Un nouveau premier ministre nommé sans prise de fonction officielle
 
Jovenel Moïse venait de nommer un nouveau premier ministre, le 7e depuis le début de son mandat, qui avait pour mission d’organiser ce référendum et de former un nouveau gouvernement d’ouverture et de mener à bien les prochaines élections prévues en début d’année 2022. Ce nouveau Premier ministre fraichement nommé, Ariel Henry, n’a pas encore pris ses fonctions officiellement et c’est donc le Premier ministre sortant, Claude Joseph, qui assure l’intérim, mais n’en a plus la légitimité.
 
Qui va assurer l’intérim de la présidence ?
 
La constitution de la république d’Haïti prévoit qu’en cas de vacance subie de son président, l’intérim revient au président de la Cour Suprême. Or, ce dernier est décédé en juin des suites du Covid et n’a pas pour l’heure été remplacé. Dans ce contexte composé d’un mille-feuilles d’incertitudes, faisant redouter un basculement vers le chaos généralisé dans un contexte gangréné par la violence où les gangs et les bandes armées contrôlent une majeure partie de la capitale Port-au-Prince, le Conseil de sécurité de l’ONU, les Etats-Unis et l’Europe considèrent que la tenue d’élections législatives et présidentielle libres et transparentes, d’ici à la fin 2021, est prioritaire. Le Conseil de sécurité de l’ONU organisait une réunion d’urgence hier, en milieu de journée.
 
Etat de siège
 
Le président Jovenel Moïse, accusé d’inaction face à la crise, à la violence et à la mainmise des gangs sur les quartiers les plus pauvres de la capitale, mais aussi d’employer des méthodes dictatoriales dans son mode de gouvernance, était confronté à une vive défiance d’une bonne partie de la population civile.

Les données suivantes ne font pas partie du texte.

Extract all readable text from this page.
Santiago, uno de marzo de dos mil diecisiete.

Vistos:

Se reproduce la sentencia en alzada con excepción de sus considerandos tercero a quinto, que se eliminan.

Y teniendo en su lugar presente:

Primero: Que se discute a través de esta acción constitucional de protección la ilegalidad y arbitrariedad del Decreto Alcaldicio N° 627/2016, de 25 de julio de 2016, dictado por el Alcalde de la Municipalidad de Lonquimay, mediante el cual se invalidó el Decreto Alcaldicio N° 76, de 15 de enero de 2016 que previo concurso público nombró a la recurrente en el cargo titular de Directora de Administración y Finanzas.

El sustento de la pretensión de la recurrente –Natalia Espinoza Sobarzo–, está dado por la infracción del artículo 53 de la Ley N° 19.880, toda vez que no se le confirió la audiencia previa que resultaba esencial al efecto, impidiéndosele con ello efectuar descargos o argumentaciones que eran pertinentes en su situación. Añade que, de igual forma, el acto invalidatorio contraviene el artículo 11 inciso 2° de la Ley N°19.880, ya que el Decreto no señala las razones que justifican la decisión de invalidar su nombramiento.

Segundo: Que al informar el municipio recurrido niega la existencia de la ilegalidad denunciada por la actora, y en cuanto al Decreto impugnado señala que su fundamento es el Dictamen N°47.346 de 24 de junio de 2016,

Toutefois, selon les premières analyses recueillies sur place, la question se posait dès les premières heures de son assassinat de savoir qui avait intérêt à éliminer le président Moïse ? Les opposants souhaitaient en effet que Jovenel Moïse soit traduit par la justice pour ses faits de corruptions et de fraudes. Pour l’heure, le premier ministre sortant, Claude Joseph, a décrété l’état de siège, et devient donc, selon l’article 149 de la Constitution, président de fait jusqu’à une nouvelle élection de la présidence.
Selon l’ambassadeur haïtien aux Etats-Unis, le crime aurait été perpétré par des mercenaires "professionnels" s'étant fait passer pour des responsables de l'agence américaine antidrogue. Le directeur général de la police nationale annonçait hier matin que « quatre de ces mercenaires ont été tués et deux autres arrêtés ».